Good question; MS doesn't implement C99 and doesn't have long long int,
so exactly what to do with their system is off-topic here.

S
 
D

Dik T. Winter

>
> Then, assuming you are correct (and I have no reason to doubt you),
> somebody decided, on a system that /could/ have 64-bit long ints
> (because if they can do it for long long int they can do it for long
> int), to make long ints 32 bits instead.
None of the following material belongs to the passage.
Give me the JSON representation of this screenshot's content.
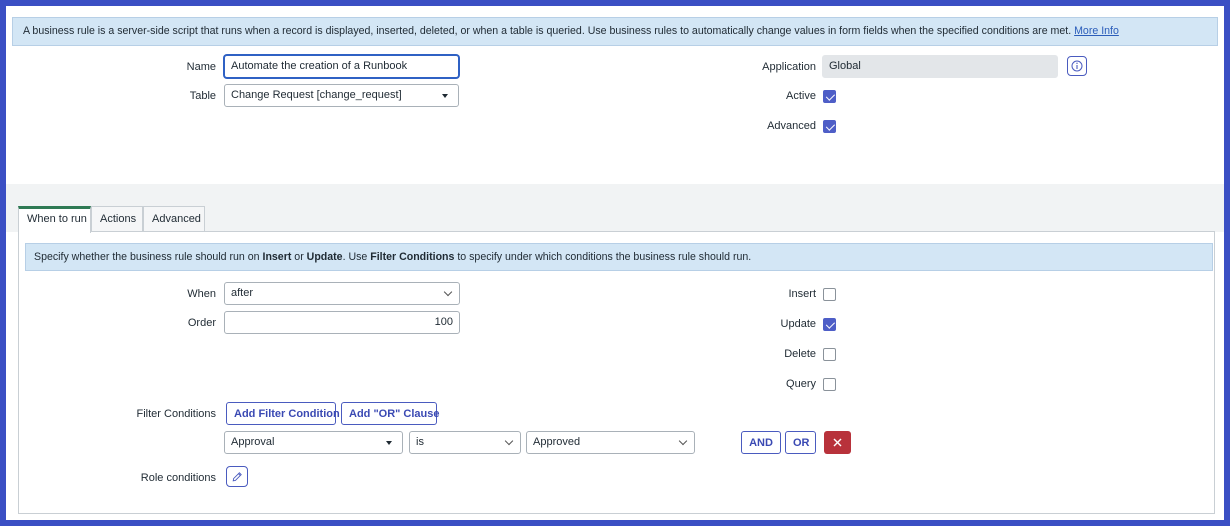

But every system can have 64-bit long ints, even if the system itself is an
8-bit system. Heck, long's could even be 512-bits on every system.
Apparently the decision was 64-bit long long's, and long's 32-bit or
64-bit depending on performance.

I think there is still a large amount of code around that uses long's in
preference to int's as the standard integer type. This to allow porting
to systems with 16-bit int's (not all the world is a vAX). And so
performance can be an issue.
 
S

Stephen Sprunk

Richard said:
It makes sense for int to reflect the machine's word size. So int
should be 16 bits on 16-bit systems, 32 bits on 32-bit systems, 64 on
64, and so on. But long int should be significantly long, usefully
long. 512 bits would not be too many.

There are two problems with that:

1. A "64-bit machine" may still be slower on 64-bit operations than
32-bit ones, e.g. amd64 (if only due to code density due to prefixes).

2. If int is 64-bit, that leaves no 32-bit type for those who need one,
unless short is promoted to 32-bit, which leaves a gap at 16 bits.

I32LP64 is the logical choice for "64-bit" machines, and Microsoft's
choice of IL32LLP64 has a certain logic to it. ILP64 doesn't work well
in practice.

S
 
M

Mark L Pappin

Stephen Sprunk said:
2. If int is 64-bit, that leaves no 32-bit type for those who need one,
unless short is promoted to 32-bit, which leaves a gap at 16 bits.

int32_t
int16_t

don't need to correspond to any of the named-with-a-keyword types.

mlp
 
K

Keith Thompson

Mark L Pappin said:
int32_t
int16_t

don't need to correspond to any of the named-with-a-keyword types.

Yes, if the implementation provides extended integer types.

As far as I know, no C implementations actually do so.